The photo to the left shows a town lying below; it’s Silverton, an old mining town with an elevation of 9300+ feet! Silverton has a real deal Old West feel and a population that braves complete isolation in winter when the roads are impassable.

The real test came next. The road between Silverton, and Ouray, CO, is not only beautiful, but also patently dangerous.


Far more compelling than the ride between Durango and Silverton, I can’t imagine how these roads exist in a modern world because the level of danger is truly max. But the challenge and splendor of the ride is quite remarkable, and thus worth the risk.
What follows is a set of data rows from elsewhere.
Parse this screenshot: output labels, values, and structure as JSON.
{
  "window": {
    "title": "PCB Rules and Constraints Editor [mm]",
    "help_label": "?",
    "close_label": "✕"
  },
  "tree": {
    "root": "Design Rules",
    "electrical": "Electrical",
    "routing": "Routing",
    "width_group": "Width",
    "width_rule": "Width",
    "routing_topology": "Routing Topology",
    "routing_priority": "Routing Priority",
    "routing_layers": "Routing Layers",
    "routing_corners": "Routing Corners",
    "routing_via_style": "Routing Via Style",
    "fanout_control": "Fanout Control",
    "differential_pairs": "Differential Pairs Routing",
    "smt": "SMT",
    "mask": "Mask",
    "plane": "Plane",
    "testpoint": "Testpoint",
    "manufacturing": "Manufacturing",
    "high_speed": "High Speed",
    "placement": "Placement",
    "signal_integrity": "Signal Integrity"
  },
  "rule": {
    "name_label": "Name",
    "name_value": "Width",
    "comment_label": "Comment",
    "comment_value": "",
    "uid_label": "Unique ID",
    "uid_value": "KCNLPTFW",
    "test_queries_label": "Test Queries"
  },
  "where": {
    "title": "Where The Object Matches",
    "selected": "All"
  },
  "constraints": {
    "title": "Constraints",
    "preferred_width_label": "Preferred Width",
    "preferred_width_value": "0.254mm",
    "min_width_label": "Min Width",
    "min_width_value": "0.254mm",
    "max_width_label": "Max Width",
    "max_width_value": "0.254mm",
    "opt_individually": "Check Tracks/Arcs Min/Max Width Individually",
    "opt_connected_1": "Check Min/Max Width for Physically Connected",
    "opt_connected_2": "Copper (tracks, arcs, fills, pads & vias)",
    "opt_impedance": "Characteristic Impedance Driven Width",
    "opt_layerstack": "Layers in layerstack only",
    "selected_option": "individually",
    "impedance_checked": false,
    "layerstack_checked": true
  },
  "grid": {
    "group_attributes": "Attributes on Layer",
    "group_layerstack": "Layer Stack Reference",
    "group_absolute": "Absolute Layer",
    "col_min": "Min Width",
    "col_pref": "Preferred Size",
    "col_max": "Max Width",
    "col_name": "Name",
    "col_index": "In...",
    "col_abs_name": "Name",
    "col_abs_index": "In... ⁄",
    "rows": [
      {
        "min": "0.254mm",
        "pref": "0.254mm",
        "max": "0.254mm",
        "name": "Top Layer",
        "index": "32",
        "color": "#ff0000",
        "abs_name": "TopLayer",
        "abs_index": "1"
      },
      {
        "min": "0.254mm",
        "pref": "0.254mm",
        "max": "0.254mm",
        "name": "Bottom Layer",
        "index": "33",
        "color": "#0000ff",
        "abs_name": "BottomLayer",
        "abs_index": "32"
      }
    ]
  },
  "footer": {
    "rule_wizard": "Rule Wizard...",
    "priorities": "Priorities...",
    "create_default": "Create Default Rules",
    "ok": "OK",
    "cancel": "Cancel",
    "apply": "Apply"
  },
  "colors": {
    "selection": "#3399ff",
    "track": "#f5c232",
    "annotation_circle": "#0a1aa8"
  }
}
Ouray, elevation 7,300, sells T-Shirts that say, “Got Oxygen?” A photo of Main Street, Ouray, is in the photo to the left. After a bite to eat and some fuel for Harvey, we pressed on to Ponia, Colorado, on roads far less frightening, thank Christ.
The stop in Paonia, Colorado was unplanned, sorta, but what a find! It’s micro climate has made it a major source of fruit, especially apples and peaches for many years. My God, the peaches! Georgia holds no candle to Paonia’s sweet and juicy treasure. I’m staying at the Fresh & Wyld Farmhouse Inn, and a more pleasant place would be hard to imagine. Shortly after Check-in I availed myself of a 90 minute massage followed smartly by a most pleasant dinner of organically grown grilled salmon with local veggies, and a fab tiramisu for desert. Next time you’re in Paonia, do yourself a major favor and dine at the Flying Fork Cafe, and Bakery.
In my next blog, I’ll have a photo or two of Paonia. But suffice it to say that Paonia, (pay-oh-nee-ah), a town of about 1,500, is a sheer delight.
Tomorrow is a grind it out day of big mileage on two-lane roads to a back ass of the beyond town in Wyoming…a staging point for the next big adventure…the Grand Teton’s, and Yellowstone.